Performance of Conventional and Alternative 2-Tiered Testing Algorithms Using European or US Serodiagnostic Assays
| No. Positive (%) |
||||||
|---|---|---|---|---|---|---|
| Conventional 2-Tier Using European Testsa | Conventional 2-Tier Using US Testsb | C6 ELISA Followed by US Immunoblotsc | US Tests and Hybrid IgG + VlsE Criteriad | US 2-EIA Algorithm (WCS + C6)e | C6 Peptide ELISA Alone | |
| Patients with Lyme borreliosis acquired in Europe (n = 64) | 52 (81) | 33 (52) [.0007] | 34 (53) [.001] | 47 (73) [.40] | 54 (84) [.82] | 56 (88) [.47] |
| Erythema migrans (n = 20) | 11 (55) | 4 (20) [.05] | 4 (20) [.05] | 11 (55) [1.00] | 13 (65) [.75] | 14 (70) [.51] |
| Lyme neuroborreliosis (n = 15) | 13 (87) | 6 (40) [.02] | 6 (40) [.02] | 13 (87) [1.00] | 13 (87) [1.00] | 13 (87) [1.00] |
| Lyme arthritis (n = 15) | 14 (93) | 9 (60) [.08] | 10 (67) [.17] | 9 (60) [.08] | 14 (93) [1.00] | 15 (100) [1.00] |
| Acrodermatitis chronica atrophicans (n = 14) | 14 (100) | 14 (100) [1.00] | 14 (100) [1.00] | 14 (100) [1.00] | 14 (100) [1.00] | 14 (100) [1.00] |
| Healthy control subjects from nonendemic area (n = 100) | 1 (1) | 0 (0) [1.00] | 0 (0) [1.00] | 0 (0) [1.00] | 0 (0) [1.00] | 0 (0) [1.00] |
Bracketed numbers represent the P values for the comparison with results obtained by 2-tiered testing using tests designed for use in Europe.
Abbreviations: EIA, enzyme immunoassay; ELISA, enzyme-linked immunosorbent assay; IgG, immunoglobulin G; VlsE, Vmp-like sequence, expressed; WCS, whole-cell sonicate.
a The values represent the number of serum samples that were positive or equivocal by European WCS immunoglobulin M(IgM) or WCS/recombinant Vmp-like sequence (rVlsE) IgG ELISA and positive by either IgM or IgG European immunoblots, interpreted according to European “MiQ 12 plus VlsE” criteria (Table 2).
b The values represent the number of serum samples that were positive or equivocal by US WCS polyvalent (IgM/IgG) ELISA and positive by either IgM or IgG US immunoblots, interpreted according to standard Centers for Disease Control and Prevention (CDC) criteria (Table 2). IgM criteria were not used if the duration of symptoms was >1 month at the time of specimen collection.

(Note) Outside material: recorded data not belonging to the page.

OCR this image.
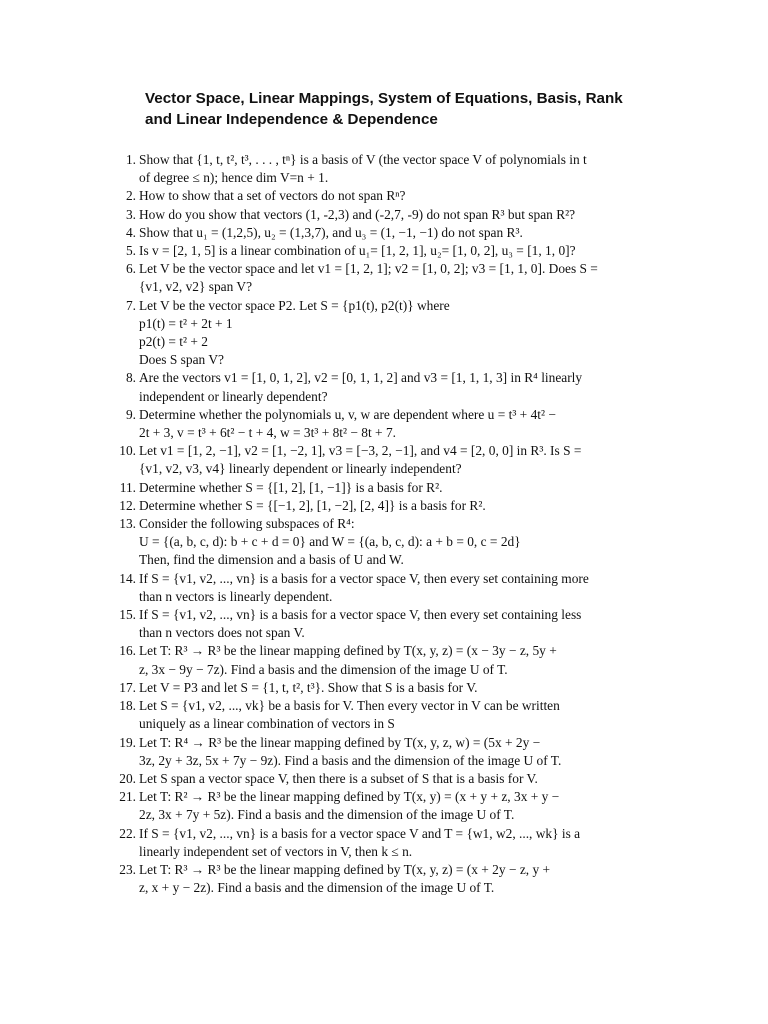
Vector Space, Linear Mappings, System of Equations, Basis, Rank
and Linear Independence & Dependence
1. Show that {1, t, t², t³, . . . , tⁿ} is a basis of V (the vector space V of polynomials in t
of degree ≤ n); hence dim V=n + 1.
2. How to show that a set of vectors do not span Rⁿ?
3. How do you show that vectors (1, -2,3) and (-2,7, -9) do not span R³ but span R²?
4. Show that u₁ = (1,2,5), u₂ = (1,3,7), and u₃ = (1, −1, −1) do not span R³.
5. Is v = [2, 1, 5] is a linear combination of u₁= [1, 2, 1], u₂= [1, 0, 2], u₃ = [1, 1, 0]?
6. Let V be the vector space and let v1 = [1, 2, 1]; v2 = [1, 0, 2]; v3 = [1, 1, 0]. Does S =
{v1, v2, v2} span V?
7. Let V be the vector space P2. Let S = {p1(t), p2(t)} where
p1(t) = t² + 2t + 1
p2(t) = t² + 2
Does S span V?
8. Are the vectors v1 = [1, 0, 1, 2], v2 = [0, 1, 1, 2] and v3 = [1, 1, 1, 3] in R⁴ linearly
independent or linearly dependent?
9. Determine whether the polynomials u, v, w are dependent where u = t³ + 4t² −
2t + 3, v = t³ + 6t² − t + 4, w = 3t³ + 8t² − 8t + 7.
10. Let v1 = [1, 2, −1], v2 = [1, −2, 1], v3 = [−3, 2, −1], and v4 = [2, 0, 0] in R³. Is S =
{v1, v2, v3, v4} linearly dependent or linearly independent?
11. Determine whether S = {[1, 2], [1, −1]} is a basis for R².
12. Determine whether S = {[−1, 2], [1, −2], [2, 4]} is a basis for R².
13. Consider the following subspaces of R⁴:
U = {(a, b, c, d): b + c + d = 0} and W = {(a, b, c, d): a + b = 0, c = 2d}
Then, find the dimension and a basis of U and W.
14. If S = {v1, v2, ..., vn} is a basis for a vector space V, then every set containing more
than n vectors is linearly dependent.
15. If S = {v1, v2, ..., vn} is a basis for a vector space V, then every set containing less
than n vectors does not span V.
16. Let T: R³ → R³ be the linear mapping defined by T(x, y, z) = (x − 3y − z, 5y +
z, 3x − 9y − 7z). Find a basis and the dimension of the image U of T.
17. Let V = P3 and let S = {1, t, t², t³}. Show that S is a basis for V.
18. Let S = {v1, v2, ..., vk} be a basis for V. Then every vector in V can be written
uniquely as a linear combination of vectors in S
19. Let T: R⁴ → R³ be the linear mapping defined by T(x, y, z, w) = (5x + 2y −
3z, 2y + 3z, 5x + 7y − 9z). Find a basis and the dimension of the image U of T.
20. Let S span a vector space V, then there is a subset of S that is a basis for V.
21. Let T: R² → R³ be the linear mapping defined by T(x, y) = (x + y + z, 3x + y −
2z, 3x + 7y + 5z). Find a basis and the dimension of the image U of T.
22. If S = {v1, v2, ..., vn} is a basis for a vector space V and T = {w1, w2, ..., wk} is a
linearly independent set of vectors in V, then k ≤ n.
23. Let T: R³ → R³ be the linear mapping defined by T(x, y, z) = (x + 2y − z, y +
z, x + y − 2z). Find a basis and the dimension of the image U of T.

c The values represent the number of serum samples that were positive or equivocal by the US C6 peptide ELISA and positive by either IgM or IgG US immunoblots, interpreted according to standard CDC criteria. IgM criteria were not used if the duration of symptoms was >1 month at the time of specimen collection.

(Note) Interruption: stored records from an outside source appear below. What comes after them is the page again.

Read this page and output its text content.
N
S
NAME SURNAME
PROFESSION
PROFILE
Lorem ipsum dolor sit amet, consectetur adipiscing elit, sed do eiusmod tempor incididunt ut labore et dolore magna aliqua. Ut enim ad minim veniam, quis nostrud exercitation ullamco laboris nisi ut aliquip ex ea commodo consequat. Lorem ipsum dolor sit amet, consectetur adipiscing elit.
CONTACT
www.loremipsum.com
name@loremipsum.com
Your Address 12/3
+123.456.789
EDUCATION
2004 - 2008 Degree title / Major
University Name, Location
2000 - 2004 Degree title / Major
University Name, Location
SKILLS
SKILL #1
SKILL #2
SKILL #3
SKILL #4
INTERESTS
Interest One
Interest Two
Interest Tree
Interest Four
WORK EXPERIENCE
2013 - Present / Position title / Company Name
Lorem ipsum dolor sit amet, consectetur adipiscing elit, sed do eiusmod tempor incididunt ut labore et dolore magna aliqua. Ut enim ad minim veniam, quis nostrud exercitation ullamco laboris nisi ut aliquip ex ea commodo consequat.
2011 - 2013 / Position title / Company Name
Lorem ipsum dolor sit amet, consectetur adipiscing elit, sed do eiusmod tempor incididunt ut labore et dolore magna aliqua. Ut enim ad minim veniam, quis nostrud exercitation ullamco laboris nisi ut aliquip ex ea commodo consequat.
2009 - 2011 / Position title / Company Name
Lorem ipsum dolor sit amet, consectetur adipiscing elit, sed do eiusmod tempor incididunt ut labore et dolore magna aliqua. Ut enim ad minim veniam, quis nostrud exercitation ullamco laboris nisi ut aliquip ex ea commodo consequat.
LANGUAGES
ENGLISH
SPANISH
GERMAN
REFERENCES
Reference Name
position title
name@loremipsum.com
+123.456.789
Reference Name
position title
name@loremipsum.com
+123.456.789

d For patients with erythema migrans or Lyme neuroborreliosis, and the control subjects, the values in this column represent the number of serum samples that were positive or equivocal by US WCS polyvalent ELISA and positive for the rVlsE band on US IgG immunoblots. For patients with Lyme arthritis or acrodermatitis chronica atrophicans, the values represent the number of serum samples that were positive or equivocal by US WCS polyvalent ELISA and that produced ≥5 of 11 specific IgG bands on US IgG immunoblots (10 bands described in standard CDC criteria, plus the rVlsE band).
e The values represent the number of serum samples that were positive or equivocal by US WCS polyvalent ELISA and positive or equivocal by US C6 peptide ELISA.